Terminated for steroid use
With one lawsuit pending in state court, a fired Springfield police officer has sued the city in federal court, claiming that he was terminated because he is black.
Loren D. Pettit, who was earning more than $72,000 a year when he was terminated in June 2014, was the first officer in the history of the department fired for using drugs. He was fired after testing positive for nandrolone, an anabolic steroid named as a banned substance in the city’s collective bargaining agreement with police officers, and clenbuterol, an asthma medication banned as a performance enhancer in the Olympics and in several professional sports.
An internal affairs investigator also found human chorionic gonadotropin, commonly called HCG, during a search of Pettit’s patrol car. HCG is a diet aid that boosts testosterone levels lowered by steroid use and was the basis for a 50-game suspension meted out to former Los Angeles Dodger Manny Ramirez in 2009. Pettit says that he used HCG under medical supervision.
After his firing, Pettit was ordered reinstated by an arbitrator more than a year ago, but the city in a pending state court lawsuit has asked that the arbitrator’s order be reversed. In his federal lawsuit filed March 16, Pettit says that officers who are not black have been charged with “same similar conduct” but were not fired. Pettit, who was assigned to Southeast High School when he was put on leave, then fired, says in court papers that he performed his duties in a “competent and satisfactory manner” and that he has suffered both lost wages and emotional distress. He also says that his home was wrongly searched.
Pettit fell under suspicion in November of 2013, when his girlfriend complained that he had beaten her. The department’s internal affairs division began an investigation into substance abuse after she suggested that Pettit might have turned violent due to steroid use.
The city sued Pettit and the police union in Sangamon County Circuit Court in April of last year in an effort to reverse the decision of an arbitrator so that firing will stick. During arbitration proceedings, Pettit testified that HCG use was common within the Springfield Police Department to the point that Chief Kenny Winslow and his secretary used the substance. Winslow denied using HCG in an interview with Illinois Times last year (“Cops on drugs? No problem,” May 7, 2015), but Pettit’s claim went unchallenged during arbitration proceedings, which Pettit’s lawyer noted in a brief submitted to the arbitrator.

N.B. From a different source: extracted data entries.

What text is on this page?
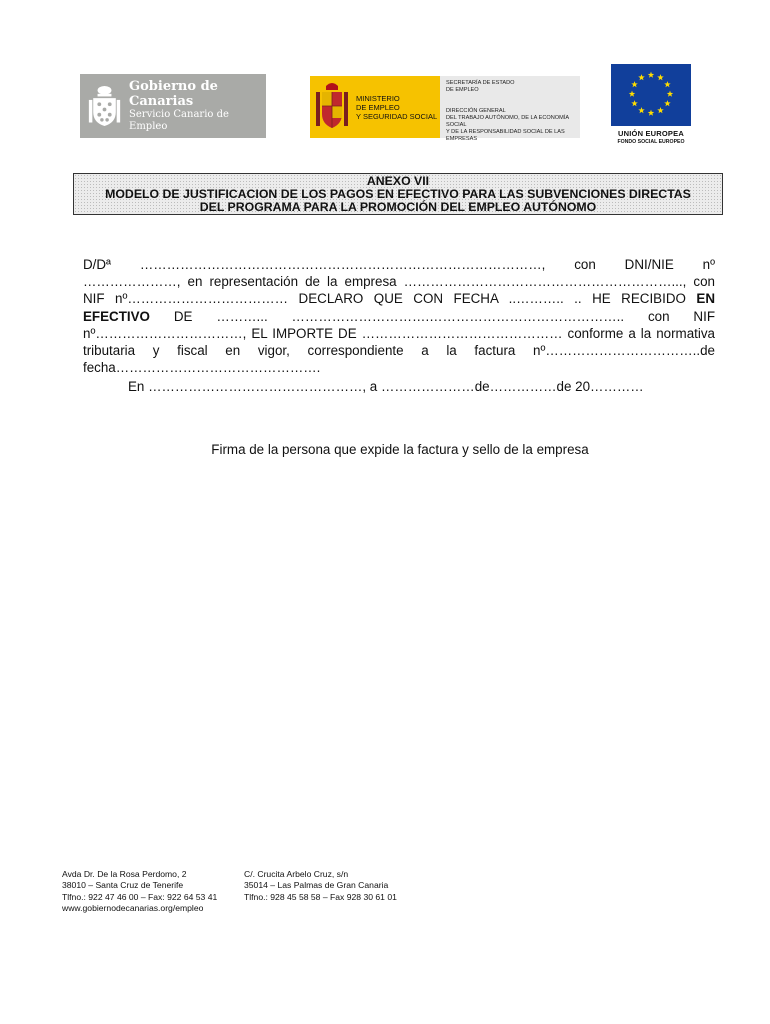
Gobierno de Canarias
Servicio Canario de Empleo
MINISTERIO
DE EMPLEO
Y SEGURIDAD SOCIAL
SECRETARÍA DE ESTADO
DE EMPLEO
DIRECCIÓN GENERAL
DEL TRABAJO AUTÓNOMO, DE LA ECONOMÍA SOCIAL
Y DE LA RESPONSABILIDAD SOCIAL DE LAS EMPRESAS
UNIÓN EUROPEA
FONDO SOCIAL EUROPEO
ANEXO VII
MODELO DE JUSTIFICACION DE LOS PAGOS EN EFECTIVO PARA LAS SUBVENCIONES DIRECTAS
DEL PROGRAMA PARA LA PROMOCIÓN DEL EMPLEO AUTÓNOMO
D/Dª ………………………………………………………………………………, con DNI/NIE nº …………………, en representación de la empresa ……………………………………………………..., con NIF nº……………………………… DECLARO QUE CON FECHA ..……….. .. HE RECIBIDO EN EFECTIVO DE ………... ………………………….…………………………………….. con NIF nº……………………………, EL IMPORTE DE ……………………………………… conforme a la normativa tributaria y fiscal en vigor, correspondiente a la factura nº……………………………..de fecha……………………………………….
En …………………………………………, a …………………de……………de 20…………
Firma de la persona que expide la factura y sello de la empresa
Avda Dr. De la Rosa Perdomo, 2
38010 – Santa Cruz de Tenerife
Tlfno.: 922 47 46 00 – Fax: 922 64 53 41
www.gobiernodecanarias.org/empleo
C/. Crucita Arbelo Cruz, s/n
35014 – Las Palmas de Gran Canaria
Tlfno.: 928 45 58 58 – Fax 928 30 61 01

“The city did not rebut Officer Pettit’s testimony that even Chief Winslow and his secretary also tried HCG,” attorney Ronald Stone wrote. “Thus it would seem apparent that no discipline to Officer Pettit can be based upon any reference to HCG use or possession.”
The city did not seek termination based on use of HCG or clenbuterol, neither of which appear on the list of banned substances in the city’s collective bargaining agreement with the police union. Clenbuterol is not approved for use by humans in the United States; HCG requires a prescription. The city also did not seek termination based on allegations of domestic violence, which the department concluded were true. However, Winslow decided that a positive test for nandrolone, which is listed as a banned substance in the department’s contract with the union, was sufficient grounds for termination.
Pettit testified that he didn’t know that he was taking anything illegal. Rather, he said that a trainer, now deceased, at a local gym gave him pills and a liquid that he injected, and that he trusted the trainer not to give him anything illegal. Pettit, who weighed more than 300 pounds during arbitration proceedings, said that he took the substances in an effort to lose weight. He also testified that the gym where he was given the substances was popular with city police officers and Sangamon County sheriff’s deputies.
Ward 3 Ald. Doris Turner vouched for Pettit’s character during arbitration proceedings, as did Teresa Haley, president of the Illinois chapter of the National Association for the Advancement of Colored People, and Edgar Knox, a Sangamon County sheriff’s deputy.
In overturning the decision to terminate Pettit, arbitrator Doyle O’Connor early last year wrote that Pettit had enjoyed “a sterling reputation” as evidenced by “a truly impressive array of individuals” who testified on his behalf. Pettit knew what sort of substances he was taking, O’Connor found, but found that his use of steroids was “more in the category of foolhardy than criminal.” Instead of being fired, Pettit should serve a 15-day suspension, he decided.
“It (steroid use) is more akin to driving after ingesting too many ‘legal’ beers than it is to the use of street drugs,” O’Connor write in his decision.